La riforma della difesa in Francia e Gran Bretagna: un’opportunità per l’Italia?

8 Ago 2008 - Filippo Chiesa - Filippo Chiesa

Negli ultimi mesi la Francia e il Regno Unito hanno annunciato una serie di programmi volti a riformare i loro modelli di difesa per renderli più flessibili e più adatti ad affrontare le nuove sfide internazionali. Le riforme riguardano la ristrutturazione interna delle forze armate alla luce anche degli impegni nell’ambito della Nato e dell’Ue. Dall’analisi di queste riforme emergono indicazioni utili anche per un ripensamento del modello di difesa italiano che riduca i rischi di una marginalizzazione del nostro paese rispetto agli altri grandi paesi europei.

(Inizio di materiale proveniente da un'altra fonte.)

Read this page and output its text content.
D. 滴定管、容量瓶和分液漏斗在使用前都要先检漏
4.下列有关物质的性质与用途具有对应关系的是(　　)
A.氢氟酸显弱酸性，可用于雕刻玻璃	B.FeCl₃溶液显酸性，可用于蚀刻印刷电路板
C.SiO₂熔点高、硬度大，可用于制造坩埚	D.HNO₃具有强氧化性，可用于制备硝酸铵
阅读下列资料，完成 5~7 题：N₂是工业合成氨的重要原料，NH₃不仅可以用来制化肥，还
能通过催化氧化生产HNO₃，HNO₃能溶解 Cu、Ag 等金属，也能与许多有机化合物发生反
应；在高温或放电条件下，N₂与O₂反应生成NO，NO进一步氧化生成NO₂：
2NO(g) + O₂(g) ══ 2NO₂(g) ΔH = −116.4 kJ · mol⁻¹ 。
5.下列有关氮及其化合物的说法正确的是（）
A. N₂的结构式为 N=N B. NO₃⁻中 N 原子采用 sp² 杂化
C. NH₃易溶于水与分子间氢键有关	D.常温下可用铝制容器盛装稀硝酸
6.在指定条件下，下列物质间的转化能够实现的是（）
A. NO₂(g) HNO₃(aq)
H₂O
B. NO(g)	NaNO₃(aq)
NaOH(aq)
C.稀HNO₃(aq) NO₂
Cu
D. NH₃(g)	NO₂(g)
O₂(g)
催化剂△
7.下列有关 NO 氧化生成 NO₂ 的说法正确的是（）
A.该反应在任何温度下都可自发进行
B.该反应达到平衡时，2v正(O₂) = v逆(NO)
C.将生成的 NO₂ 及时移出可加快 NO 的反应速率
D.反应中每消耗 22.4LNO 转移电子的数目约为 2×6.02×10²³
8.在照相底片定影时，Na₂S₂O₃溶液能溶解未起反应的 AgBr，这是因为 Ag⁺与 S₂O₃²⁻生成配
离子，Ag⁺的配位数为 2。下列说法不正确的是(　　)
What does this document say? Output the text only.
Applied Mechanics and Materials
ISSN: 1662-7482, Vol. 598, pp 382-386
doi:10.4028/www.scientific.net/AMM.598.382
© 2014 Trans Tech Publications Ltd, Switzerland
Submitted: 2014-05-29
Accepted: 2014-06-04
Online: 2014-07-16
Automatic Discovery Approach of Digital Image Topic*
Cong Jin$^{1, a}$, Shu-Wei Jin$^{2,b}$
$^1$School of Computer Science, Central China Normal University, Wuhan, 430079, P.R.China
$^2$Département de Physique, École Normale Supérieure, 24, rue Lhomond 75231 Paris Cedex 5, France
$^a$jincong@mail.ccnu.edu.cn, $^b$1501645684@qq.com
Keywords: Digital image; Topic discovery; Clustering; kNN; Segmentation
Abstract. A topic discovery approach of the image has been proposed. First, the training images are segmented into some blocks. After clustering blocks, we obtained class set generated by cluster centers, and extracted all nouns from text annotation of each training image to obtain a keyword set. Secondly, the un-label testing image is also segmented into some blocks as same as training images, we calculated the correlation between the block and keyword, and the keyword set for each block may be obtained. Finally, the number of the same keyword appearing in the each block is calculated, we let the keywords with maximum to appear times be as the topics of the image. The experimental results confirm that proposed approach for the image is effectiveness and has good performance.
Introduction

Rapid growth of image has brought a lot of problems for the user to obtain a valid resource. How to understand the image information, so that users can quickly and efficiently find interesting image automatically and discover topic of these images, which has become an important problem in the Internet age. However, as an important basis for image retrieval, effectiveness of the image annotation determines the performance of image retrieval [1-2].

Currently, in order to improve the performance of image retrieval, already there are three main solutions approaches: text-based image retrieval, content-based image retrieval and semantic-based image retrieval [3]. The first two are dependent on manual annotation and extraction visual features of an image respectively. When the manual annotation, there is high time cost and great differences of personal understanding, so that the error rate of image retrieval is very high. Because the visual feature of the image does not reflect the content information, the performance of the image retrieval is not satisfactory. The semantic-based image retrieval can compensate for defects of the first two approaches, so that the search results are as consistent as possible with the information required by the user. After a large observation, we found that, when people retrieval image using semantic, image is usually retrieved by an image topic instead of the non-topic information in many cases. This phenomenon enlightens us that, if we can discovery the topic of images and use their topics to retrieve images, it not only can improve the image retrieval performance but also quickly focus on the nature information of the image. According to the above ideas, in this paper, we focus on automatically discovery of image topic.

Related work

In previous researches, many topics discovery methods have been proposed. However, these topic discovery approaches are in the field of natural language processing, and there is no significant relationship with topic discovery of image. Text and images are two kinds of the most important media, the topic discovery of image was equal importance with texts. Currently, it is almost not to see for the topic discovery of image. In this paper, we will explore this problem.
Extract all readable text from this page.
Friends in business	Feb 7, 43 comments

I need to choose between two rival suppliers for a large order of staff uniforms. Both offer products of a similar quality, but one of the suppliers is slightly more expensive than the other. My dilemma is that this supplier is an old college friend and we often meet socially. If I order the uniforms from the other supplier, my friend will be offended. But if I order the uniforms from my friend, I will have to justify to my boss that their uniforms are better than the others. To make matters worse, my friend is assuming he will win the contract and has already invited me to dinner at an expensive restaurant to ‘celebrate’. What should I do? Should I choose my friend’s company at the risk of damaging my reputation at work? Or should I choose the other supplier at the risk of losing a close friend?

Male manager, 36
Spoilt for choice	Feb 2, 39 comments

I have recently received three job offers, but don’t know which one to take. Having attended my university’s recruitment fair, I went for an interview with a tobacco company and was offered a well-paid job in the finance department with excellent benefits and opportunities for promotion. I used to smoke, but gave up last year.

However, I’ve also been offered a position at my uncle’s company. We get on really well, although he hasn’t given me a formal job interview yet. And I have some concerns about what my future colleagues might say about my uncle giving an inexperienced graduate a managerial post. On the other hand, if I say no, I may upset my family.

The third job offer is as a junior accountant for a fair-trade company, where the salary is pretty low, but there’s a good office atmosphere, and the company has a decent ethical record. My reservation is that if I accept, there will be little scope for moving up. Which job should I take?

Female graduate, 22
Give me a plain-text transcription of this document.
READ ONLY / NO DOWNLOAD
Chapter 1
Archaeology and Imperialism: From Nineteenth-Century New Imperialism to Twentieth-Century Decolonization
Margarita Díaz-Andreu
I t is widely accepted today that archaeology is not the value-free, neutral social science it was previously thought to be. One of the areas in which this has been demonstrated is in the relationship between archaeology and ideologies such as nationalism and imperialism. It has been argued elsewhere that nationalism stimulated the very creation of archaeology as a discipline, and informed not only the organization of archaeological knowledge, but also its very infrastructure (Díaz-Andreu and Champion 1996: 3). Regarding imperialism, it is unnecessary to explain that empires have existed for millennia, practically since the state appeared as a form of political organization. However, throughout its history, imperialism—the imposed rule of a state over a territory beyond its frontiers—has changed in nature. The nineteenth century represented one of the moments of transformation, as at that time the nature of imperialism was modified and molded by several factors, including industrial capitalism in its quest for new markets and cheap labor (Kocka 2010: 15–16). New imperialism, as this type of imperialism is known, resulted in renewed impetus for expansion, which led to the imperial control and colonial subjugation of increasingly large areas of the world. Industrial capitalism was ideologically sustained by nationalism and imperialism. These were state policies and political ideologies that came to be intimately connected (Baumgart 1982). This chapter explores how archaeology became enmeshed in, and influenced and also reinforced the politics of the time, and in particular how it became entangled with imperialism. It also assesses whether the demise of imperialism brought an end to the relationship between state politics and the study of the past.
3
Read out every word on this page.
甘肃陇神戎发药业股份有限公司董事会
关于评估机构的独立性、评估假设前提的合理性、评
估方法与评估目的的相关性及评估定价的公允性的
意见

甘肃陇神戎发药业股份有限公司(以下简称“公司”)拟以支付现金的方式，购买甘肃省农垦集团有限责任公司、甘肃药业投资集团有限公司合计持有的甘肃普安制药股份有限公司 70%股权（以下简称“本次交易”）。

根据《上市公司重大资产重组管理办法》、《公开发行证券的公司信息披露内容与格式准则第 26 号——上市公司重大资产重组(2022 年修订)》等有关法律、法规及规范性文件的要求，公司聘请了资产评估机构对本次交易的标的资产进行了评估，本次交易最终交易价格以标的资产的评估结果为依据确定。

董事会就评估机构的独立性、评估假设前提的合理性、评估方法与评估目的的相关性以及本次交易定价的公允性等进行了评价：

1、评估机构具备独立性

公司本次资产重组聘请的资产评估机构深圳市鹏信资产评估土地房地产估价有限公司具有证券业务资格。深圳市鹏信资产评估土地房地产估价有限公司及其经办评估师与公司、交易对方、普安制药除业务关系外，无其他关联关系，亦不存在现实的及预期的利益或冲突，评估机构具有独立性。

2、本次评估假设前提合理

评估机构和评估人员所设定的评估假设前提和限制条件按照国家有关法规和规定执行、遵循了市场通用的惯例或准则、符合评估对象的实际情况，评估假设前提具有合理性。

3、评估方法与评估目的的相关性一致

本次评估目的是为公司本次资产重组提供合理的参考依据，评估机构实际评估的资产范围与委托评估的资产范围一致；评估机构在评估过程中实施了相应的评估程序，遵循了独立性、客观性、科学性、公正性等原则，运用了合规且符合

Personale, investimenti e capacità di proiezione

La ristrutturazione più significativa che si prospetta nel prossimo decennio è quella francese. Il Livre blanc presentato dal presidente Sarkozy nel giugno 2008 prevede misure che aumenteranno il livello di preparazione, la versatilità e la capacità di proiezione delle forze armate francesi. Le riduzioni di personale previste – di circa 54.000 unità – permetteranno al paese di trovare le risorse finanziarie per investire in programmi di addestramento e nuovo equipaggiamento militare. L’obiettivo è di rafforzare significativamente la capacità di intervento delle forze armate francesi al di fuori dei confini nazionali.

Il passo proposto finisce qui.